Christiane, soulevée déjà de répugnance, dit à son mari :
— Donne-moi un peu ma fille.
Comme la veille, William apporta l’enfant en l’embrassant avec tendresse, et le posa sur l’oreiller. Et, comme la veille aussi, en sentant contre sa joue, à travers les étoffes, la chaleur de ce corps inconnu, emprisonné dans les linges, elle fut pénétrée soudain par un calme bienfaisant.

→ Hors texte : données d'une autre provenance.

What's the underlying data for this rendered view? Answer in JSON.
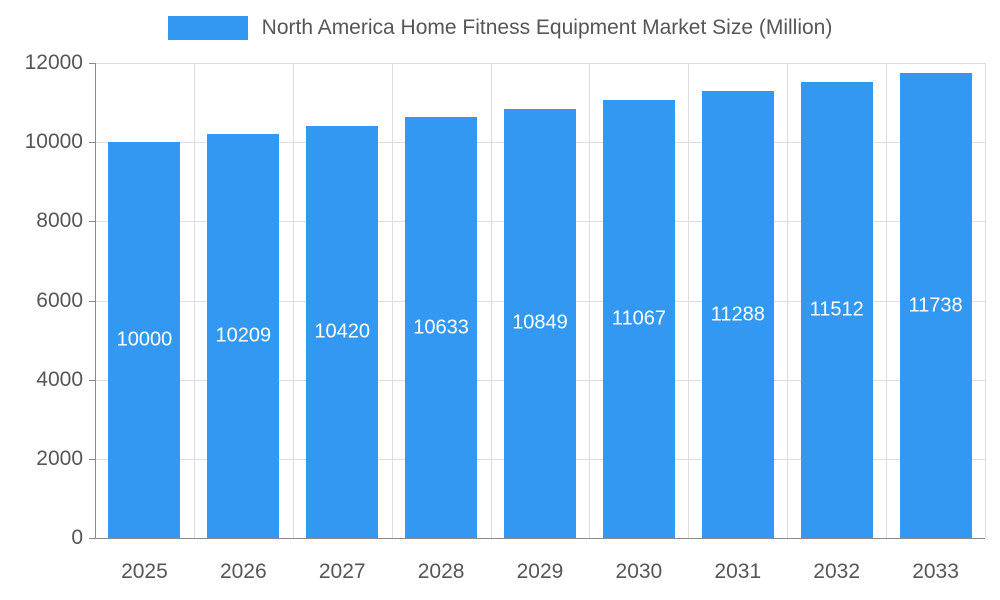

Tout à coup la petite se mit à crier, elle pleurait d’une voix grêle et perçante : « Elle veut le sein », dit Andermatt. Il sonna, et la nourrice parut, une énorme femme rouge, avec une bouche d’ogresse, pleine de dents larges et luisantes qui firent presque peur à Christiane. Et de son corsage ouvert elle tira une pesante mamelle, molle et lourde de lait comme celles qui pendent sous le ventre des vaches. Et quand Christiane vit sa fille boire à cette gourde charnue elle eut envie de la saisir, de la reprendre, un peu jalouse et dégoûtée.

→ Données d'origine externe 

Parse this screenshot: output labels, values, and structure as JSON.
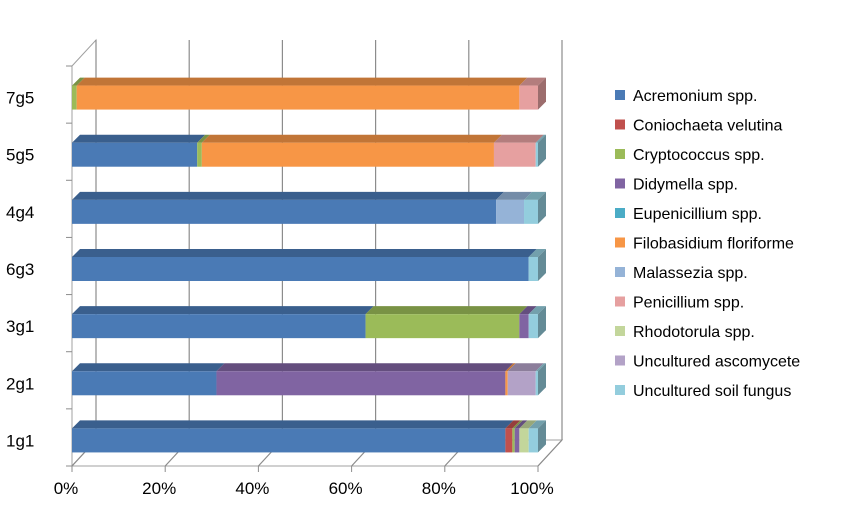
{
  "chart_data": {
    "type": "bar",
    "orientation": "horizontal",
    "stacked": "percent",
    "categories": [
      "1g1",
      "2g1",
      "3g1",
      "6g3",
      "4g4",
      "5g5",
      "7g5"
    ],
    "xlim": [
      0,
      100
    ],
    "x_ticks": [
      "0%",
      "20%",
      "40%",
      "60%",
      "80%",
      "100%"
    ],
    "grid": true,
    "legend_position": "right",
    "series": [
      {
        "name": "Acremonium spp.",
        "color": "#4a7ab5",
        "values": [
          93,
          31,
          63,
          98,
          91,
          27,
          0
        ]
      },
      {
        "name": "Coniochaeta velutina",
        "color": "#c0504d",
        "values": [
          1.5,
          0,
          0,
          0,
          0,
          0,
          0
        ]
      },
      {
        "name": "Cryptococcus spp.",
        "color": "#9bbb59",
        "values": [
          0.5,
          0,
          33,
          0,
          0,
          1,
          1
        ]
      },
      {
        "name": "Didymella spp.",
        "color": "#8064a2",
        "values": [
          1,
          62,
          2,
          0,
          0,
          0,
          0
        ]
      },
      {
        "name": "Eupenicillium spp.",
        "color": "#4bacc6",
        "values": [
          0,
          0,
          0,
          0,
          0,
          0,
          0
        ]
      },
      {
        "name": "Filobasidium floriforme",
        "color": "#f79646",
        "values": [
          0,
          0.5,
          0,
          0,
          0,
          63,
          95
        ]
      },
      {
        "name": "Malassezia spp.",
        "color": "#95b3d7",
        "values": [
          0,
          0,
          0,
          0,
          6,
          0,
          0
        ]
      },
      {
        "name": "Penicillium spp.",
        "color": "#e6a0a0",
        "values": [
          0,
          0,
          0,
          0,
          0,
          9,
          4
        ]
      },
      {
        "name": "Rhodotorula spp.",
        "color": "#c3d69b",
        "values": [
          2,
          0,
          0,
          0,
          0,
          0,
          0
        ]
      },
      {
        "name": "Uncultured ascomycete",
        "color": "#b3a2c7",
        "values": [
          0,
          6,
          0,
          0,
          0,
          0,
          0
        ]
      },
      {
        "name": "Uncultured soil fungus",
        "color": "#93cddd",
        "values": [
          2,
          0.5,
          2,
          2,
          3,
          0.5,
          0
        ]
      }
    ]
  }
}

Madame Honorat maintenant donnait des conseils à la nourrice, qui s’en alla, emportant l’enfant.
Andermatt à son tour sortit. Les deux femmes restèrent seules.
Christiane ne savait comment parler de ce qui torturait son âme, tremblait d’être trop émue, de perdre la tête, de pleurer, de se trahir. Mais madame Honorat se mit à bavarder toute seule, sans qu’on lui demandât rien. Lorsqu’elle eut conté tous les potins qui couraient par le pays, elle en vint à la famille Oriol :
— C’est de braves gens, disait-elle, de bien braves gens. Si vous aviez connu la mère, quelle femme honnête, vaillante ! Elle en valait dix, madame. Les petites tiennent d’elle, d’ailleurs.
Puis, comme elle abordait un autre sujet, Christiane dit :
— Laquelle préférez-vous des deux, Louise ou Charlotte ?
— Oh ! moi, madame, j’aime mieux Louise, celle de votre frère, elle est plus sage, plus rangée. C’est une femme d’ordre ! Mais mon mari préfere l’autre. Les hommes, vous savez, ils ont leurs goûts, pas comme les nôtres.



Elle se tut. Christiane, dont le courage faiblissait, balbutia :
— Mon frère l’a rencontrée souvent chez vous, sa fiancée.
— Oh ! oui, madame, je crois bien, tous les jours. Tout s’est fait chez moi, tout ! Moi je les laissais causer, ces enfants, je comprenais bien la chose ! Mais ce qui m’a fait plaisir vraiment, c’est quand j’ai vu que M. Paul en tenait pour la cadette.
Alors Christiane, d’une voix presque inintelligible :
— Il l’aime beaucoup ?...
— Ah ! madame, s’il l’aime ! Il en perdait l’esprit dans ces derniers temps. Et puis comme l’Italien, celui qui a pris la fille au docteur Cloche, tournait un peu autour de la petite, histoire de voir, de tâter, j’ai cru qu’ils s’allaient battre !... Ah ! si vous aviez vu les yeux de M. Paul ! Et il la regardait comme une bonne Vierge, elle !... Ça fait plaisir quand on aime tant que ça !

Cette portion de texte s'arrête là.